Assuntos : Crime de “burla”.
Reincidência.



SUMÁRIO

  Em harmonia com o preceituado no art. 69° do C.P.M., a “reincidência” não funciona «ope legis» – como acontecia em sede do C.P. de 1886 – mas sim, «ope judicis», ou seja, não só face a “anterior condenação”, mas com a verificação e confirmação pelo julgador, em sede de matéria de facto (provada), que tal anterior condenação não serviu de emenda ao arguido.

O relator,

José Maria Dias Azedo

Processo nº 550/2016
(Autos de recurso penal)






ACORDAM NO TRIBUNAL DE SEGUNDA INSTÂNCIA DA R.A.E.M.:





Relatório

1. Por Acórdão proferido pelo Colectivo do T.J.B. decidiu-se condenar A (A), como autor de 1 crime de “burla (agravada)”, p. e p. pelo art. 211°, n.° 1 e 3, e art. 196°, n.° 1, al. a), e art. 69°, 70° e 201°, todos do C.P.M., na pena de 1 ano e 6 meses de prisão.

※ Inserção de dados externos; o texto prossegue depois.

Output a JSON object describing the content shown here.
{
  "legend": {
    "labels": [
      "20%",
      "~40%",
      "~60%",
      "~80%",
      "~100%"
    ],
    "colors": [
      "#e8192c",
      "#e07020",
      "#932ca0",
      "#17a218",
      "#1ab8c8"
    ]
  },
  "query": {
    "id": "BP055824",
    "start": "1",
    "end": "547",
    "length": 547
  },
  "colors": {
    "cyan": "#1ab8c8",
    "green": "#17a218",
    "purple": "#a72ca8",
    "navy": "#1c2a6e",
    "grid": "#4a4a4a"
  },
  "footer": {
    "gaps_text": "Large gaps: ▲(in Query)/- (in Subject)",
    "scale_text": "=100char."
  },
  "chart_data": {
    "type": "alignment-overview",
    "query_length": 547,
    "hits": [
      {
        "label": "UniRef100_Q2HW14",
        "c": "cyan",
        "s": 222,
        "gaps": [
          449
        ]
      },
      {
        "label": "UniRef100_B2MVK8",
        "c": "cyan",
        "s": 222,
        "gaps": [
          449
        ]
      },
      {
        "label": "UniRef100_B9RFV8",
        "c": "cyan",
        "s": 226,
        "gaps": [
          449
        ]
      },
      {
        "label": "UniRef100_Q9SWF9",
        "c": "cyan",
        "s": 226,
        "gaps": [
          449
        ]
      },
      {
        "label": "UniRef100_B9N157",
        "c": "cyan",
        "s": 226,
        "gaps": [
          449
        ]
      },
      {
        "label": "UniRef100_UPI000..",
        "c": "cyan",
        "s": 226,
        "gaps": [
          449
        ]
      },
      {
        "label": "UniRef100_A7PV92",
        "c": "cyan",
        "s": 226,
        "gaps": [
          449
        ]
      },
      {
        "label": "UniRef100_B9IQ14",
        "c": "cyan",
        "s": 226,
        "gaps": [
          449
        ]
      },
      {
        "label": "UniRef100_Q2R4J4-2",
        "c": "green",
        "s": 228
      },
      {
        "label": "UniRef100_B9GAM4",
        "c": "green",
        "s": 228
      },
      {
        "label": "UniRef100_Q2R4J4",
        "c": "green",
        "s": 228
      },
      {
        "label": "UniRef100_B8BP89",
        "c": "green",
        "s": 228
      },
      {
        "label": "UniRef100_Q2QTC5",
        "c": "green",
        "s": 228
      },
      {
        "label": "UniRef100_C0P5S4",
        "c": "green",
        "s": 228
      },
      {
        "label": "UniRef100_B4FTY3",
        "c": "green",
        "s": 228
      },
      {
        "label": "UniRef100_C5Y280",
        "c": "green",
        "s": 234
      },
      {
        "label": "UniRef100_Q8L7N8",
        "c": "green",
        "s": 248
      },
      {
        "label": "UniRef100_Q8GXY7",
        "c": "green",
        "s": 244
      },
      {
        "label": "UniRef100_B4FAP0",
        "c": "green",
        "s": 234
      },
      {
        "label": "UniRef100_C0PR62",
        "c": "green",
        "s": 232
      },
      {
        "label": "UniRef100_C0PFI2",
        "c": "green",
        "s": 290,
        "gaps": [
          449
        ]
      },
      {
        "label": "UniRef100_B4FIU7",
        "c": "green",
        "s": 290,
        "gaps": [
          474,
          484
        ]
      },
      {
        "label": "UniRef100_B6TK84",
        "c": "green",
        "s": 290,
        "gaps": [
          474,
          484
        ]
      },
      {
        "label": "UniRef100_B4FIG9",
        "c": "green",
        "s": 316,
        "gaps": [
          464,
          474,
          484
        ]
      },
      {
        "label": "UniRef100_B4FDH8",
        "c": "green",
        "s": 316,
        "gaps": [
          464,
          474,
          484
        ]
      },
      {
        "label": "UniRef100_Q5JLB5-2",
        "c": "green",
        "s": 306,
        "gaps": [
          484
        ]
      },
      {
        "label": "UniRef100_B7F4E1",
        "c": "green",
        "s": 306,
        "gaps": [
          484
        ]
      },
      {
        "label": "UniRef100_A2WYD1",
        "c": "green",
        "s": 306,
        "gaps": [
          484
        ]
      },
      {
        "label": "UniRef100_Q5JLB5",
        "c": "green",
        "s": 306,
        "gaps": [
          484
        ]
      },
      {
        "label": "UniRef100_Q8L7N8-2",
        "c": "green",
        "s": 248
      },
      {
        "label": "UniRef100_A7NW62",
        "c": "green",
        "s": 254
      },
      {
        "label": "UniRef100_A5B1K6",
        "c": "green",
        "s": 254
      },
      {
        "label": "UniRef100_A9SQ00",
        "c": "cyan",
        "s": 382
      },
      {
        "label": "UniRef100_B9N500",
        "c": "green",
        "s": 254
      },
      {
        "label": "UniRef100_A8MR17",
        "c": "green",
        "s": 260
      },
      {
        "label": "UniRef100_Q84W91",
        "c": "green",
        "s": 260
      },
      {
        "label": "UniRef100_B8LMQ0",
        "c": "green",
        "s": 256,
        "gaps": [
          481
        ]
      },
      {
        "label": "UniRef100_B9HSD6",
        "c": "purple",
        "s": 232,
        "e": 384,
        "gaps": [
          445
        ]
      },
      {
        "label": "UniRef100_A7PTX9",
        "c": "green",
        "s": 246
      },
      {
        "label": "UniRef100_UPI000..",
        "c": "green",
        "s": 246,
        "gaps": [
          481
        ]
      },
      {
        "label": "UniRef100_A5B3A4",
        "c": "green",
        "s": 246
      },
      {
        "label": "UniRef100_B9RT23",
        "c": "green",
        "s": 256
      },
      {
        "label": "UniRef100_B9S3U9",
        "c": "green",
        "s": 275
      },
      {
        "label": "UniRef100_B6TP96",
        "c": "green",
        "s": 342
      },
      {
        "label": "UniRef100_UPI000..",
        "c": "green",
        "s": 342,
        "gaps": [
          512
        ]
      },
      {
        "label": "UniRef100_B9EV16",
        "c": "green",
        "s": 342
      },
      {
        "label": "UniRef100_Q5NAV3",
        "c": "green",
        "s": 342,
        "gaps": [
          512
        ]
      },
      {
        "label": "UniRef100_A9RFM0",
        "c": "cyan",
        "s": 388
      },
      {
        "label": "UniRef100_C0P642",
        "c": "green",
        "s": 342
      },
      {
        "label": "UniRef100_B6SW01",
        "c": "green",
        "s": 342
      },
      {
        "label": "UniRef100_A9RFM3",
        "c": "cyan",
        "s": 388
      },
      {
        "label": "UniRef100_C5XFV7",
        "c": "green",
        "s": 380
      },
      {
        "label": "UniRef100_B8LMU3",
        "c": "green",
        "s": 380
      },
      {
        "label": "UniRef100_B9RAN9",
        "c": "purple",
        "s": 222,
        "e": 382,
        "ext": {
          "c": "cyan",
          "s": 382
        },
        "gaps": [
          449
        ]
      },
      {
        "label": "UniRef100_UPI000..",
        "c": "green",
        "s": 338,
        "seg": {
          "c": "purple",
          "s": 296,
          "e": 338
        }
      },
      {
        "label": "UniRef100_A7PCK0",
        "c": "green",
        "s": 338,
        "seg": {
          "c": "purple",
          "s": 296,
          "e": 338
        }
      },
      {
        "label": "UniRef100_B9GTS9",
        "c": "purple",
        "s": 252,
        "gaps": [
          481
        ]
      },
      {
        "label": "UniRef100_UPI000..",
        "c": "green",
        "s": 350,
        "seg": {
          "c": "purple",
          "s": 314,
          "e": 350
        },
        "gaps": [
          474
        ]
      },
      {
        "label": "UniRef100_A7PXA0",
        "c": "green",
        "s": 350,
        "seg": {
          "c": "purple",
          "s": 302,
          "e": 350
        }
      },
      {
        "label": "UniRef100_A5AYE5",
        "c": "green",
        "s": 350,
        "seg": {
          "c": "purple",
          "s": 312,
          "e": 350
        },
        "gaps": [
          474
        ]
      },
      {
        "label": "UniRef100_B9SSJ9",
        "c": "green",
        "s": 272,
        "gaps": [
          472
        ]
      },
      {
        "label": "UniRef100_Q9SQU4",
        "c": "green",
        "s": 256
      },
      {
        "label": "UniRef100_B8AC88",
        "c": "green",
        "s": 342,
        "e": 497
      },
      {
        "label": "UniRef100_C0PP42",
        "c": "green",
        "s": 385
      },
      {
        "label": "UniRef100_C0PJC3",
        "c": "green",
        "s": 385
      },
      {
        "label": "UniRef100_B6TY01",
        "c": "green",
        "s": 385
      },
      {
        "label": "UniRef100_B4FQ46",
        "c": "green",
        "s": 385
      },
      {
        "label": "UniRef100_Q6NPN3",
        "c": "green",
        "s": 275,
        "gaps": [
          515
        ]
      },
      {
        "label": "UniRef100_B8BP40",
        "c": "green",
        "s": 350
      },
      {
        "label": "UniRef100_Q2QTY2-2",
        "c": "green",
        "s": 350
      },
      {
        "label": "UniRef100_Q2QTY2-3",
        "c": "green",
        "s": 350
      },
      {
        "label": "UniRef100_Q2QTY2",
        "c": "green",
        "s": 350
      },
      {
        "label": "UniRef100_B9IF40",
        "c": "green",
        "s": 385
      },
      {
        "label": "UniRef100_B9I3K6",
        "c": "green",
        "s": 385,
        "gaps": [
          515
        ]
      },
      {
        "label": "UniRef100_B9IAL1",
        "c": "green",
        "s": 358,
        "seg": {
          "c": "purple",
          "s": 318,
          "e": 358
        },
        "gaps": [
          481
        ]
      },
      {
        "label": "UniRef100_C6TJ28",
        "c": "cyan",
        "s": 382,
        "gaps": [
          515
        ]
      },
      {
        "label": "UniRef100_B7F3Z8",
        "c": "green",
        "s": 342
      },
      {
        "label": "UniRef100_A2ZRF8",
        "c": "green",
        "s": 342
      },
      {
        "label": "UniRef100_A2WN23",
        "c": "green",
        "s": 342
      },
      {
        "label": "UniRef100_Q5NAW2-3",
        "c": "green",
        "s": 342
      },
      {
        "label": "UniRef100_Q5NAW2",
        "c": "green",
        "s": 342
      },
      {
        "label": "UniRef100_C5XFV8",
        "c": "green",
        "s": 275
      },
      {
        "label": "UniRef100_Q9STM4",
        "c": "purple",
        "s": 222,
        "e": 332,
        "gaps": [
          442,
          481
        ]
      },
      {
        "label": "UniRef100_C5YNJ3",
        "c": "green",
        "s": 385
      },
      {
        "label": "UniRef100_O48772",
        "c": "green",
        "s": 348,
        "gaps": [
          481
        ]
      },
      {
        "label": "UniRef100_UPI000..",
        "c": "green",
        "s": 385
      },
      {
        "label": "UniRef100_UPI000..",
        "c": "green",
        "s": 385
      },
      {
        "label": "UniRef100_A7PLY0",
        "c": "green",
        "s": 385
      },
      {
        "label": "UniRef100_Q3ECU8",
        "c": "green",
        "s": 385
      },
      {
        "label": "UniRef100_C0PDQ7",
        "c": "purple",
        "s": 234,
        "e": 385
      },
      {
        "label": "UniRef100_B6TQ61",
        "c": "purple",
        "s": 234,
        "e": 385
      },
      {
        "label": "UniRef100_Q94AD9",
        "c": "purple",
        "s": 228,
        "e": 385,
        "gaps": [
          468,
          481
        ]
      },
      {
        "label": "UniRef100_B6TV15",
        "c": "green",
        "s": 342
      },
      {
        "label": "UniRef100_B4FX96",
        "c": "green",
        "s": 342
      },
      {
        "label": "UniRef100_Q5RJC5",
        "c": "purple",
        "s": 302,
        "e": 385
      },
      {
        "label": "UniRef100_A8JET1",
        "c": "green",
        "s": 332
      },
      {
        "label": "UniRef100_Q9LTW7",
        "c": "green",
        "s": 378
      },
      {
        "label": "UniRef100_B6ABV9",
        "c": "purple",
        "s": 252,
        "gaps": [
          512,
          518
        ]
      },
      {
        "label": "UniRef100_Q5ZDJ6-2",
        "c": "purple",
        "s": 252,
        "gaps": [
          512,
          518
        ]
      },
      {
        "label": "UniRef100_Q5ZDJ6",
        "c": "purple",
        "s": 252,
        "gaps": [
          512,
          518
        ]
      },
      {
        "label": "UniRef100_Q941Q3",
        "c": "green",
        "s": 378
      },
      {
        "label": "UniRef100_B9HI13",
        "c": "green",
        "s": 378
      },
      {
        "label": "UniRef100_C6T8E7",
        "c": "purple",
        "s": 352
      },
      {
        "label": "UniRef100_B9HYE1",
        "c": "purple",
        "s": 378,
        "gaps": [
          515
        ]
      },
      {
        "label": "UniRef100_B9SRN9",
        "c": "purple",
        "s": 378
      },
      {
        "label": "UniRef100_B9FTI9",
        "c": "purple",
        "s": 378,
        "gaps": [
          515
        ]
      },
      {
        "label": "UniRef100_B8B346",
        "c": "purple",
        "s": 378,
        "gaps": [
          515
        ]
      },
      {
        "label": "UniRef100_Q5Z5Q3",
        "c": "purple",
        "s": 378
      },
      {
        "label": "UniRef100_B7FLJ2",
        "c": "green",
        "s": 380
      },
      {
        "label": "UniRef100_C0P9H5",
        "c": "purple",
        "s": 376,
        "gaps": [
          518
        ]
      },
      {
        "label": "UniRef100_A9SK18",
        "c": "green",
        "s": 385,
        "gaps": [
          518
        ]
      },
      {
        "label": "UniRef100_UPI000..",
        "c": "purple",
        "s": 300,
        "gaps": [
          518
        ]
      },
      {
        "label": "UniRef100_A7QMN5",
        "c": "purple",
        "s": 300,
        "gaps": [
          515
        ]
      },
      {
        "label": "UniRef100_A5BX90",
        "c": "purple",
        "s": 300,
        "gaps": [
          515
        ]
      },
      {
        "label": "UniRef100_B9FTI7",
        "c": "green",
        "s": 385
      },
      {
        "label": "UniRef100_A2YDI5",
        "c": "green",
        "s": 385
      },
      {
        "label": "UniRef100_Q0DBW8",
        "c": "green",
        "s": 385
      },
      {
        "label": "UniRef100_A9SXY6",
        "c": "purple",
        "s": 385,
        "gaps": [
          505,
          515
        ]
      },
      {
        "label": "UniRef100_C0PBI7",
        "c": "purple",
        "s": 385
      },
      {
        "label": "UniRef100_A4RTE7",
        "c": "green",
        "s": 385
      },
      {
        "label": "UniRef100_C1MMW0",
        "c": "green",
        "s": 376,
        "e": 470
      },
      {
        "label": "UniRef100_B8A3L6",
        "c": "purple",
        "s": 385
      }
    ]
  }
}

Em cúmulo jurídico com a pena que lhe tinha sido aplicada no Processo n.° CR4-14-0187-PCC, fixou-lhe o Tribunal a pena única de 3 anos e 6 meses de prisão; (cfr., fls. 407 a 414-v que como as que se vierem a referir, dão-se aqui como reproduzidas para todos os efeitos legais).

*

Inconformado, o arguido recorreu, imputando à decisão recorrida o vício de “contradição insanável da fundamentação”, e pedindo a redução da pena para uma outra não superior a 1 ano de prisão, suspensa na sua execução; (cfr., fls. 435 a 441).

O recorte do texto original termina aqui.